Sexta Sei: Brisa Flow faz música pelo bem viver

Artista indígena de sangue Mapuche lança seu terceiro disco, “Janequeo”, uma mistura de rap com outras vertentes eletrônicas e originárias em honra a guerreira de seu povo

por Fabiano Moreira
sextaseibaixocentro@gmail.com

 

Fotos por Camila Sánchez

Artista indígena de sangue Mapuche Brisa Flow faz som e arte em prol do bem viver em seu terceiro álbum, “Janequeo”, que chega hoje (3) ao streaming, em honra  a guerreira de seu povo que liderou quatro mil homens em guerra. Foi durante as gravações que ela descobriu o amor pelo parceiro musical Ian Wapichana, com quem divide o  amoroso e viajante clipe de “Making luv”. O brilho nos olhos surgiu durante as gravações, importantes justamente por mostrar originaries protagonizando afeto. “Não vemos corpas de pessoas originárias se relacionando em conteúdos de audiovisual, e esse é um reflexo do colonialismo que não nos quer felizes“, dispara.
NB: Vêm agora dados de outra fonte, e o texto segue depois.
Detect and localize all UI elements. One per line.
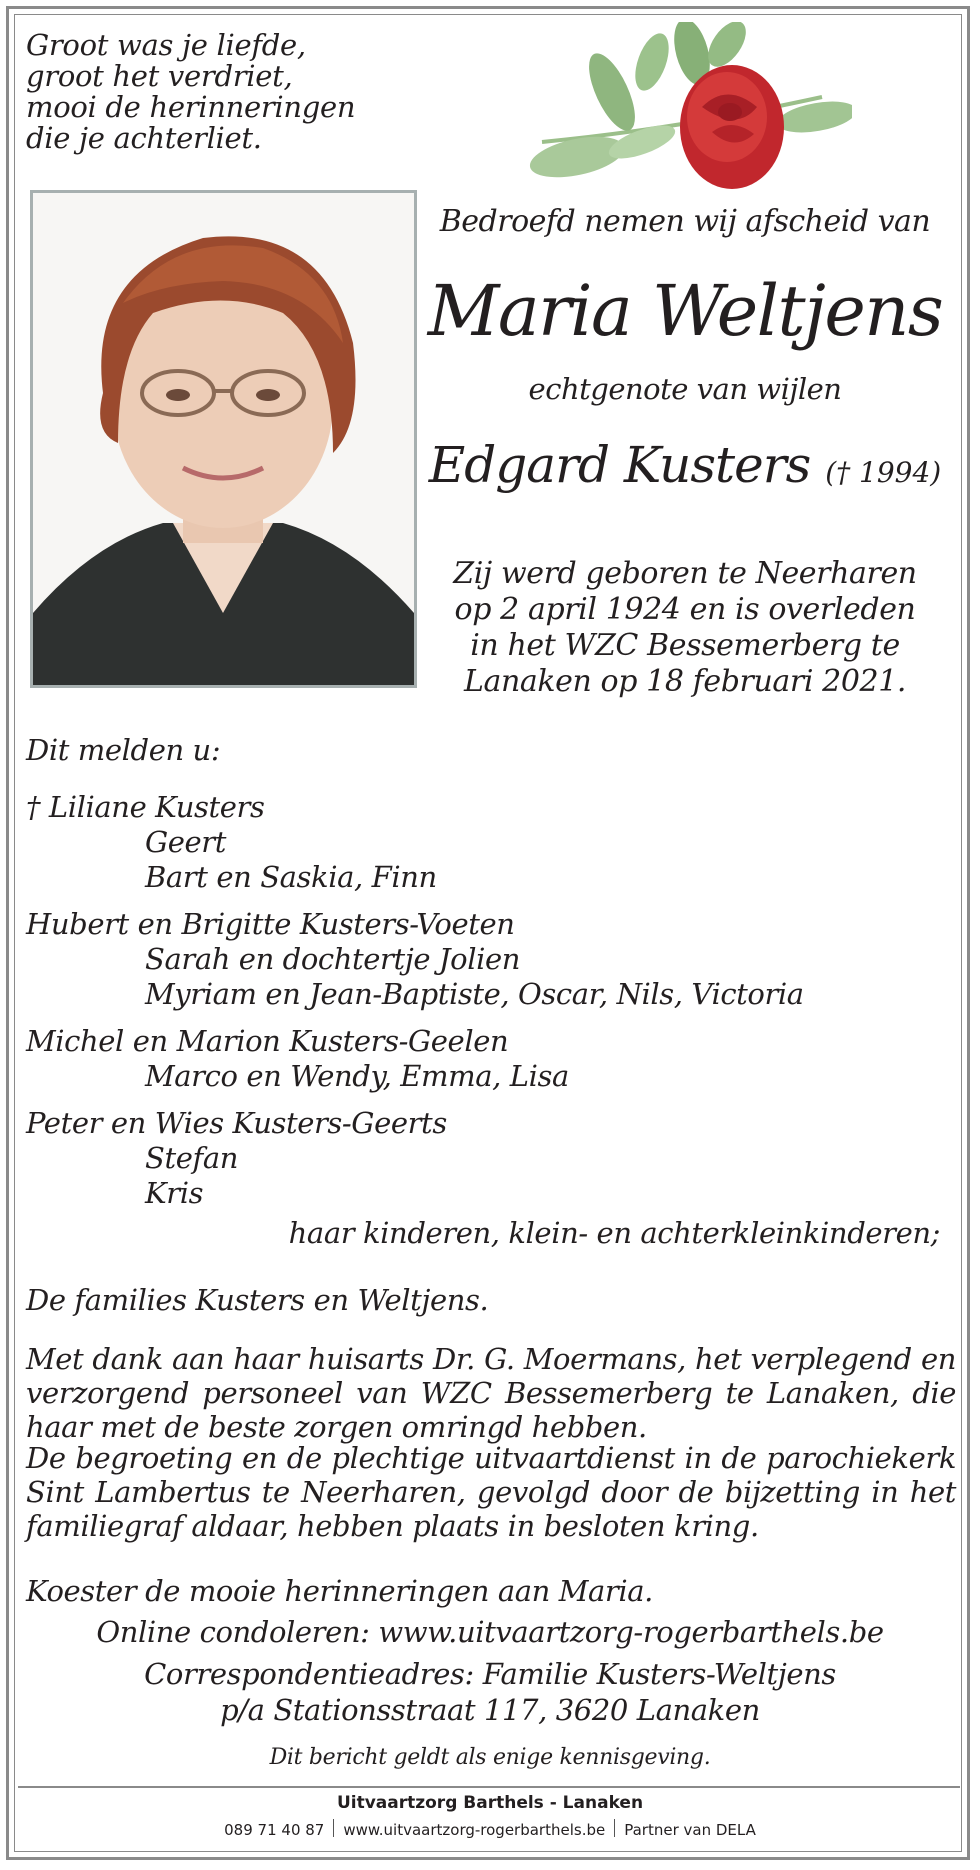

No mais do que generoso papo, por e-mail, falamos do sentimento indígena de ver suas terras maculadas por extrativismo, garimpo e mineração e da criação do disco, um tear feito por várias mãos, as delas e de parceiros que encontrou, como Monna Brutal , Sodomita e Tidus, dentre outros. “Tem que ter coragem e autonomia para amar e fazer música em uma época de censura e tutela”, dispara.

“Making luv”, clipe gravado com o namorado Ian Wapichana na Mata Atlântica

Moreira – O clipe de “Making luv” é muito lindo e impactante. Adoro a moda, aquela cabeça rosa com franjas sobre a face, as sobreposições, a luva de agricultor, e adoro o clima meio onírico, meio hippie, de amorzinho na natureza. A ideia é falar de pessoas originárias e afeto? Realmente, é algo que não se vê muito. Você começou a namorar o Ian Wapichana, que participa da faixa, a partir do clipe?

Brisa Flow – Eu também amo esse clipe feito em parceria com Mimawai (selo musical transmídia que promove encontros e aliança entre artistas indígenas e não indígenas). A ideia inicial era trazer autoestima com um conteúdo audiovisual que falasse de amor e luta. Eu e Ian não namorávamos, mas já éramos bons amigos já há alguns anos, com parcerias de som e audiovisual. Nos conhecemos cantando juntos no pocket show do YBY (Festival de Música Indígena Contemporânea do Brasil) no MECAInhotim. Mas nunca tínhamos ficado, e acho que nenhum dos dois tinha pensado nisso. Aí, quando gravamos o clipe na cachoeira de Magé, aconteceu algo ali. Voltamos de lá com brilho nos olhos e estamos juntos desde então. Um relacionamento entre etnias diferentes, de lugares diferentes, mas com propósitos parecidos de fazer som e arte em prol do bem viver, o que falo na letra. Aí, mais de um ano depois, o clipe fez muito mais sentido.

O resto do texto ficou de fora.